Plans to build a permanent legislature, what we now call Province House, were discussed as early as the 1780s. However, building it was delayed when Lieutenant Governor Sir John Wentworth demanded that a new Government House – a residence and office for him – be built. Government House’s construction started in September 1800 but its budget ran way over, from an estimated £10,500 to £30,000, placing a great strain on the colony, which only had 60,000 people at the time. Wentworth even took the land that had originally been purchased for the legislature, at the corner of Spring Garden Road and Barrington St.

Construction of the legislature finally began in 1811 on the site of the first governor’s residence in Halifax. The legislature opened in in 1819.

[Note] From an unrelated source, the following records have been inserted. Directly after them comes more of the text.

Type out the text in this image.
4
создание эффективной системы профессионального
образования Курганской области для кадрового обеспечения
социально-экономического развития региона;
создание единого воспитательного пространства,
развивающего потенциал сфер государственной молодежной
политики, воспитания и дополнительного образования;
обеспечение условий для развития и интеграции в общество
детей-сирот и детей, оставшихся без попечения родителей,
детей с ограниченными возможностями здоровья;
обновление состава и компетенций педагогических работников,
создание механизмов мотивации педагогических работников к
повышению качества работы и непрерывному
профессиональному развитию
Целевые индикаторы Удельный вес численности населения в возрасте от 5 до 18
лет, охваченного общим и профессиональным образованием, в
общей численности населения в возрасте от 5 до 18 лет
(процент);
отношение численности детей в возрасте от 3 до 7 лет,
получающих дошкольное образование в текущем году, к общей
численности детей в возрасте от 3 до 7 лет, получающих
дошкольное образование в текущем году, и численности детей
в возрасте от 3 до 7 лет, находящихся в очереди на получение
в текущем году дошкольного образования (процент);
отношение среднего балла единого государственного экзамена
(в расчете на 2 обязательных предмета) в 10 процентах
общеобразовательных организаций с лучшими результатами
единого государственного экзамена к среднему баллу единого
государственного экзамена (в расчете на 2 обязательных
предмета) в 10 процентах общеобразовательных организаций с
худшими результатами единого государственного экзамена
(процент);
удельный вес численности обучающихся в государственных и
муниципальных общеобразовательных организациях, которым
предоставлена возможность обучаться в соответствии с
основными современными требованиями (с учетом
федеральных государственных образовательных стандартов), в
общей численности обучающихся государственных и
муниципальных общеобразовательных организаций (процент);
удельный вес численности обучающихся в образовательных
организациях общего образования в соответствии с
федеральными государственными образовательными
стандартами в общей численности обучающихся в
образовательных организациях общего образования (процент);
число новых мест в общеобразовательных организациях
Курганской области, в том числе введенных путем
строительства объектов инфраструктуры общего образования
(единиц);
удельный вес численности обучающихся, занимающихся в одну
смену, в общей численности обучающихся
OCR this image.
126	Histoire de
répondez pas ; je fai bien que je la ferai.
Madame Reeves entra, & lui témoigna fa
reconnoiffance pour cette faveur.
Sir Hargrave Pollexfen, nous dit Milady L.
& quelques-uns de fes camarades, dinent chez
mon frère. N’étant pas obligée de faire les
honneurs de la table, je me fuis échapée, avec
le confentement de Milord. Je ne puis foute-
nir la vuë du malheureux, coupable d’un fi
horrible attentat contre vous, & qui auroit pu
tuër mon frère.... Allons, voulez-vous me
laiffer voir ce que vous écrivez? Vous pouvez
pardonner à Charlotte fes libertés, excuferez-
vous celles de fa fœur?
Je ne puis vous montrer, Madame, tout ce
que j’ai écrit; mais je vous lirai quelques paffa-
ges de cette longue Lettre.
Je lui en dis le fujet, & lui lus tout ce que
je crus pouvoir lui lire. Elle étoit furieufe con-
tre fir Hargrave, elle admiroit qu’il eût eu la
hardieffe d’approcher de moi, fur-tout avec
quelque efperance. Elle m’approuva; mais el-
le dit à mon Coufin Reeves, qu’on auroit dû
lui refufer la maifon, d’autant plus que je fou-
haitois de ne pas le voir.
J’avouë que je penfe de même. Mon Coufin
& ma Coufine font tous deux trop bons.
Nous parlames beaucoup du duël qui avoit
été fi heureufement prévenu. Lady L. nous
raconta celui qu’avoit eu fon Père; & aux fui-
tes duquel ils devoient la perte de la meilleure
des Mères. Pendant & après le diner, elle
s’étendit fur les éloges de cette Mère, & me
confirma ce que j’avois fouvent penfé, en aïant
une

The building’s foundation is ironstone from the Dalhousie quarry on the Northwest Arm. The stone is 480 million years old and was a common building material in Halifax in the 1800s. It can still be seen in the Morse’s Tea building and others around Historic Properties. It oxidizes/rusts due to its high iron content. This can be seen in the pictures below from the legislature’s basement.

The legislature's exterior walls are tan sandstone from the Batte quarry in Wallace, Nova Scotia. The stone is 300 million years old and about 100,000 blocks of it were used. The legislature's exterior walls are up to 3 metres thick.

In 1985 the legislature was renovated. The Wallace sandstone was cleaned to its original colour so it could be inspected. 1700 stones were replaced with stones from the same quarry so they would match.

The legislature has flooring of marble and limestone, stones that are made of the shells and bones of sea creatures. When these animals die, their shells and skeletal debris accumulate as sediment at the bottom of bodies of water and are eventually turned into rock (limestone, chalk and marble) by heat and pressure. This process often creates fossils which can be seen in the legislature's floors.

The 1811 legislation that approved and funded the building of the legislature specified that Halifax painter and glazer, John Merrick, would design it. However, there is some question about whether Merrick designed the building or just used his business connections with the British to buy a design. Merrick is not known to have designed any other buildings and the legislature would have been quite an undertaking for a novice architect.

Merrick’s design for the legislature was chosen over that of master builder Richard Scott, who was chosen to oversee the construction of the legislature. An 1826 article in the Acadian Magazine said that Scott was the true architect, but no one knows for sure.

The Provincial Building, built in 1935, is immediately across Hollis Street from the legislature. The Provincial Building copied the legislature’s architecture for the sake of continuity – they are both made of sandstone from Wallace and have similar features – but an important difference between them is that the Provincial Building was built with granite courses at ground level because granite does not absorb or wick water, as sandstone can. The legislature has sandstone, which is porous, at ground level, but most buildings built after 1820 used courses of non-porous stone at ground level to prevent moisture problems.